On & Off Broadway

‘Privacy’

Review by Elyse Trevers

Posted

After 9/11 it became commonplace to go through security screenings before boarding planes. Now we even have to open our knapsacks and pocketbooks before going to a Paul McCartney concert or watching the Mets play. Complete strangers look through our things and sometimes pat us down. There are cameras on every corner “protecting” us as they monitor our lives. How much of our privacy are we willing to give up for our security? How much of our personal lives are we willingly and sometimes unwittingly sharing when we interact with technology?

These and other questions are tackled in the provocative new play Privacy at The Public Theater. Starring Daniel Radcliffe as The Writer, Privacy engages the tech-savvy audience members immediately with placards in the seats in front of them. With instructions like that of an airplane, they are told to fully charge their phones and leave them on. If like me, you feel lost without your smart phone, this is somehow comforting. Privacy is immersive, interactive theater but only if you have a smart phone and if you choose to be involved.

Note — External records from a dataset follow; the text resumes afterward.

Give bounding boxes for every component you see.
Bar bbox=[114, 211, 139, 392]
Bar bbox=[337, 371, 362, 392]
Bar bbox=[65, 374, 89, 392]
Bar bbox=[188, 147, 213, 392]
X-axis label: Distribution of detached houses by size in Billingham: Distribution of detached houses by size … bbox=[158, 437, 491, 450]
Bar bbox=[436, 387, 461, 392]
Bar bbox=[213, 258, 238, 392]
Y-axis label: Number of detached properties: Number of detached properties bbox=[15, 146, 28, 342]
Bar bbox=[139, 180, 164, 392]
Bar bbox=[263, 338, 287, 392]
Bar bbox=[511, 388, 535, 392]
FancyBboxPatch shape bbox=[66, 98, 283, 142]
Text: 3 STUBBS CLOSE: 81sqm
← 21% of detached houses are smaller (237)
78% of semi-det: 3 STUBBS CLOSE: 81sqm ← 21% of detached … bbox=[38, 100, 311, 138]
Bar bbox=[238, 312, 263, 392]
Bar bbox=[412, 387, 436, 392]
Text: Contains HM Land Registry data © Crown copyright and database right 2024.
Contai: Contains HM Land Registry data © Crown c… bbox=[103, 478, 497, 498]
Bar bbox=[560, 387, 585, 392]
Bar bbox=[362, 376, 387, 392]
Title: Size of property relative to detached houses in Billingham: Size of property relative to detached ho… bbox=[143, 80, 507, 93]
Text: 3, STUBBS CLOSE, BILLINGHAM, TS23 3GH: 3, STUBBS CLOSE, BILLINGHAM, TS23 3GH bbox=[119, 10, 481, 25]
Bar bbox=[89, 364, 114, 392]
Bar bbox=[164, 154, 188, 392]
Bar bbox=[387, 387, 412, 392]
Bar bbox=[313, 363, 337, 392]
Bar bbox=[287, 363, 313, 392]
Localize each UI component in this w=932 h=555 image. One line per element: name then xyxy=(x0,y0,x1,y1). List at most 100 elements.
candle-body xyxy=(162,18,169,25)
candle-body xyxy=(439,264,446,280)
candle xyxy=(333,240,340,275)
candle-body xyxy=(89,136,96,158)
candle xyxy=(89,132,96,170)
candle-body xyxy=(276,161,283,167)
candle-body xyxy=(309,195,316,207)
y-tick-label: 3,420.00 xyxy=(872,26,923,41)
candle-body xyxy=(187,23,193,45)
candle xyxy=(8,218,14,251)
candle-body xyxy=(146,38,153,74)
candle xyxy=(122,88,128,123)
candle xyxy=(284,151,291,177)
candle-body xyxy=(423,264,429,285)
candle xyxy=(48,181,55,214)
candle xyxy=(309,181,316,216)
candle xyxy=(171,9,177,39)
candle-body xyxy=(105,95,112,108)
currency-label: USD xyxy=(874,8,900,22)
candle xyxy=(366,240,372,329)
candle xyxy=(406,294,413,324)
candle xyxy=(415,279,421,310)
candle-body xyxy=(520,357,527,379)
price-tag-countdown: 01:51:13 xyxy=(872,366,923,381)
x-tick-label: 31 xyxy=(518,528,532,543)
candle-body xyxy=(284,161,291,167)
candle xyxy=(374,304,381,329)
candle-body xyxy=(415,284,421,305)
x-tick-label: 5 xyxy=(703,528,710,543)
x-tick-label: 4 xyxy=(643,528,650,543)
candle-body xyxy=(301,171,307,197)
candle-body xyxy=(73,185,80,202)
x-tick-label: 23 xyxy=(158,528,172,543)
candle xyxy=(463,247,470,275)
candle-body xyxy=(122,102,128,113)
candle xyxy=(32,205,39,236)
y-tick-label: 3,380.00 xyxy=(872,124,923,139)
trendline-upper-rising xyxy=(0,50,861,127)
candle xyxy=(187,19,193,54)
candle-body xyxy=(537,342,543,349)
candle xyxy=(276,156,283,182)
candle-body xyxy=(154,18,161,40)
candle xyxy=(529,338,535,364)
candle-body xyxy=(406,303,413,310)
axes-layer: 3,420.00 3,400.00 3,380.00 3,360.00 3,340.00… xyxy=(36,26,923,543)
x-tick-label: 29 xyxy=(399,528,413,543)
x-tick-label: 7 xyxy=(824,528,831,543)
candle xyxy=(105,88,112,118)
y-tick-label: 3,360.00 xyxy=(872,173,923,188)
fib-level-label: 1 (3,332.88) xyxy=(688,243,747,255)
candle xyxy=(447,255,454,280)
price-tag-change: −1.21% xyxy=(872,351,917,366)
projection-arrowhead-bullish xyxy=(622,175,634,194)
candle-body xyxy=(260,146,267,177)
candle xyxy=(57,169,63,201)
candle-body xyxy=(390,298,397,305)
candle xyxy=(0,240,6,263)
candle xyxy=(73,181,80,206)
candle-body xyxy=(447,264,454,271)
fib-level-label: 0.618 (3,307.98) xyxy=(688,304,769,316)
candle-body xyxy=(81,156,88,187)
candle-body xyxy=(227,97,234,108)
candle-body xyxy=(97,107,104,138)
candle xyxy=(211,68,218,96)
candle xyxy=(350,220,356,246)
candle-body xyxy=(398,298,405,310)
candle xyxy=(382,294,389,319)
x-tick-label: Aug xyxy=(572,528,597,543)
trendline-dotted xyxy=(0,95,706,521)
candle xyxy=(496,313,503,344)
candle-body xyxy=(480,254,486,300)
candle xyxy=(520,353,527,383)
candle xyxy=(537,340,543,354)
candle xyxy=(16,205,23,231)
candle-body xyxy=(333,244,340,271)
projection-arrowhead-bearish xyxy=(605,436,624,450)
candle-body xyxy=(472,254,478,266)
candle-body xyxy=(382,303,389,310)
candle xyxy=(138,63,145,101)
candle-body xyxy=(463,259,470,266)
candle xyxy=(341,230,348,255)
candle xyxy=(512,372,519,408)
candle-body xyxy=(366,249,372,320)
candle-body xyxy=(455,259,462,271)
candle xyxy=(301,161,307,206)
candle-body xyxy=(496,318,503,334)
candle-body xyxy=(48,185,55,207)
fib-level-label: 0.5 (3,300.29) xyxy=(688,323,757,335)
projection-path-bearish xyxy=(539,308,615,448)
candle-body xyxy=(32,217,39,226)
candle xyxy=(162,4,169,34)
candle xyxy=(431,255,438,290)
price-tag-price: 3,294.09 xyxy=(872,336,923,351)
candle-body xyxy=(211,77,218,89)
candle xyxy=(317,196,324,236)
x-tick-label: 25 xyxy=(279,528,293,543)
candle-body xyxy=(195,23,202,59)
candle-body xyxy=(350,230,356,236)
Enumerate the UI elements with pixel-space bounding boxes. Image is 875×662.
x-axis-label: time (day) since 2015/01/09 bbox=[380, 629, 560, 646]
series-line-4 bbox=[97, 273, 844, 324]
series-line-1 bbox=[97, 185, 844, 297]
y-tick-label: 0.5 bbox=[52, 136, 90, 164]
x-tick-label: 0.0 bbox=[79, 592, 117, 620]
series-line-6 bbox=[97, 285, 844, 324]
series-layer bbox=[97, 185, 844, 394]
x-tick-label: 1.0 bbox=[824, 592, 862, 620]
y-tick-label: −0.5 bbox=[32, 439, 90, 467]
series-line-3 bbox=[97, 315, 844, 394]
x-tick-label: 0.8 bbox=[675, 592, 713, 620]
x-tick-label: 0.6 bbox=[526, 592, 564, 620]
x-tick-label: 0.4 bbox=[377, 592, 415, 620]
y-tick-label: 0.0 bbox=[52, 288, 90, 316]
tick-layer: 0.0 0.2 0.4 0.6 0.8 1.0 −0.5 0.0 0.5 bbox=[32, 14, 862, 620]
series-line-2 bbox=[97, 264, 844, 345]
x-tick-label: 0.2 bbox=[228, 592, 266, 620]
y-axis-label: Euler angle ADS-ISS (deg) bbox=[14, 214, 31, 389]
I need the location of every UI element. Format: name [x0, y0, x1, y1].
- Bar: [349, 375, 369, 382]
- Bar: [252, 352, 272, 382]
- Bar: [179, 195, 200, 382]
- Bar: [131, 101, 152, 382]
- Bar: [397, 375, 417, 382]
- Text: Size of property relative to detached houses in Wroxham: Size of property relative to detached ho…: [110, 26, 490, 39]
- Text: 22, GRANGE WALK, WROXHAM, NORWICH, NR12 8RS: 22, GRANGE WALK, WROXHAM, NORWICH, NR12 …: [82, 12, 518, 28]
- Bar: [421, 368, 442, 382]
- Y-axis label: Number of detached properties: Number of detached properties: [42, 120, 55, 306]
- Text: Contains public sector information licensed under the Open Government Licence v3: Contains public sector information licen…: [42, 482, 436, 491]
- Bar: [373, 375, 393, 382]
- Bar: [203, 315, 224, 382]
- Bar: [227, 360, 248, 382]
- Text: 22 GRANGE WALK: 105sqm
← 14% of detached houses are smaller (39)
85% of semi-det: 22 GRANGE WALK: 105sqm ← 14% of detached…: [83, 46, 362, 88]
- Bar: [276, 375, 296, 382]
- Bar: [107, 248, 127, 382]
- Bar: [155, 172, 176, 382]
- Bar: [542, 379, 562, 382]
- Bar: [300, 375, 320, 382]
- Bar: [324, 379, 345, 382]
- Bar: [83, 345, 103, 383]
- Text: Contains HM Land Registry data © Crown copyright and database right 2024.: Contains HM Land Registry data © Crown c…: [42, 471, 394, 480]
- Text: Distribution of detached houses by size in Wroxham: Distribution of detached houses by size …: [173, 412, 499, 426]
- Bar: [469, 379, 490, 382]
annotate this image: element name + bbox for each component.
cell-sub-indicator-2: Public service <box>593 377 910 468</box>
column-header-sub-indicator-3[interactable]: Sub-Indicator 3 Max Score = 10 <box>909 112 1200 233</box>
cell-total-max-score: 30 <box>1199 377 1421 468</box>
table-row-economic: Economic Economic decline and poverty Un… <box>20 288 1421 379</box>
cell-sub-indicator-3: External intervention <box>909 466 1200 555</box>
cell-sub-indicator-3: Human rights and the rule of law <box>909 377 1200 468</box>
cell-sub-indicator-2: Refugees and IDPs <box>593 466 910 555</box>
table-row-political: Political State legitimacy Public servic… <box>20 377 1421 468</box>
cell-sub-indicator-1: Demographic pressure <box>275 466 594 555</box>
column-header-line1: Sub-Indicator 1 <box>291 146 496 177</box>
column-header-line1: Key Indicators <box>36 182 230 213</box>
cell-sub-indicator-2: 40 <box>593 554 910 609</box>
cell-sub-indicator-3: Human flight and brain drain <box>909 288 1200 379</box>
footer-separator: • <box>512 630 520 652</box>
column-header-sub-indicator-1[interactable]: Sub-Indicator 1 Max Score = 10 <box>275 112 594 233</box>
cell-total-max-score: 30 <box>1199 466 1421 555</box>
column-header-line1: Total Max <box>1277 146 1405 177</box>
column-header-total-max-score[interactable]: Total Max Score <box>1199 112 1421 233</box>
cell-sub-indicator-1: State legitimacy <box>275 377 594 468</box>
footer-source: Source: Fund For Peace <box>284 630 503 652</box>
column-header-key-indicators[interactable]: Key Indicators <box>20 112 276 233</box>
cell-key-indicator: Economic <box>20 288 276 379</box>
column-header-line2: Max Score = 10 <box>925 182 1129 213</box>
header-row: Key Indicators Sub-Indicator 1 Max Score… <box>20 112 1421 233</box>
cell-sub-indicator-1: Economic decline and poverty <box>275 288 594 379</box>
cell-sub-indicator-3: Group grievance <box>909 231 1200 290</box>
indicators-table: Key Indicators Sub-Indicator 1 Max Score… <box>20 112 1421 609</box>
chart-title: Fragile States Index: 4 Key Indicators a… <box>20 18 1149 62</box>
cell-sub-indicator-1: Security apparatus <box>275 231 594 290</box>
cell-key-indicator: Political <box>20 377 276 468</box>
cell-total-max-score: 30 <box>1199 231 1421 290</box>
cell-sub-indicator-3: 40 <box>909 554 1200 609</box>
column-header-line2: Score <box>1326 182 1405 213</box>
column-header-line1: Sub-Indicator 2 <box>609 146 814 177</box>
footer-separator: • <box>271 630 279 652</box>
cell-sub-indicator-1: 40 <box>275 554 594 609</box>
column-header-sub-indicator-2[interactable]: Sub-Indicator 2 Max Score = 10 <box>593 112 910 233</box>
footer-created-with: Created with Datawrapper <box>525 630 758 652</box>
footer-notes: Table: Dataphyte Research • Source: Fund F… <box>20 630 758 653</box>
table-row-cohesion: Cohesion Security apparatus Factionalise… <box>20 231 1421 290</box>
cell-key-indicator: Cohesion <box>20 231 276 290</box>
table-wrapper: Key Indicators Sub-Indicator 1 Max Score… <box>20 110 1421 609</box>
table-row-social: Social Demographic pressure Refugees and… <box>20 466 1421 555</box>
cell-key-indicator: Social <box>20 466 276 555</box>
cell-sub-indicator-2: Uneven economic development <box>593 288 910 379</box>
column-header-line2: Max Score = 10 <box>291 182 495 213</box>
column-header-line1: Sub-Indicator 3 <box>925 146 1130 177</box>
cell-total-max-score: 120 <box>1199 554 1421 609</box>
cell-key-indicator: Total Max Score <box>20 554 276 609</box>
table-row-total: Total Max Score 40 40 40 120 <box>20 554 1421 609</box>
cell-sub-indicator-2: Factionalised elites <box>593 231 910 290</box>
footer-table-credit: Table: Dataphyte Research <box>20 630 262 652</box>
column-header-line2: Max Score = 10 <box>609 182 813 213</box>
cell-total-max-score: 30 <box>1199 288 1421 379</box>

The Writer has just ended a relationship and now feels disconnected from society. He needs help to interact and gets counseling from professionals. The Playbill offers a bibliography of experts and notables who were interviewed for the script of this play and whose words appear as dialogue in the show. A small group of talented performers, including Rachel Dratch, Reg Rogers, Michael Countryman, Raffi Barsoumian and De’Adre Aziza play multiple roles.


The mostly young audience really connects with the character and the subject matter as he works his way through the mires of the technology, which connects and invades our lives. At intermission, I noted that almost everyone checked his/her phone.

Privacy illustrates how technology can keep us from having true interactions with people. The Writer, having moved to N.Y., doesn’t have to leave his new apartment; he merely contacts Amazon. Facebook, Google, Uber and Amazon get a lot of free advertising.

People use Facebook to connect yet that same app can invade our privacy and reveal too much. Then there are the unknown insidious things, when our phones trace our whereabouts through the GPS and location services. If you are more important, the government can watch you. The show includes a sympathetic brief video of Edward Snowden. Of course, there are other issues for ordinary people like hacking and spam. It can be a fine line as almost every technological interaction we make seems to leave a trace. “We are all just leaking,” pronounces one character.

Intricately woven into the play is dialogue from Shakespeare’s The Tempest. “O, brave new world that has such people in’t!”

The show is a cautionary tale. Despite everything scary, it was totally engrossing. It uses technology to involve the audience and we are asked to share from our phones if we choose to do so. Privacy might make one hesitate before using devices, yet as we left the theater, we all turned our phones on. What about the lessons we just learned?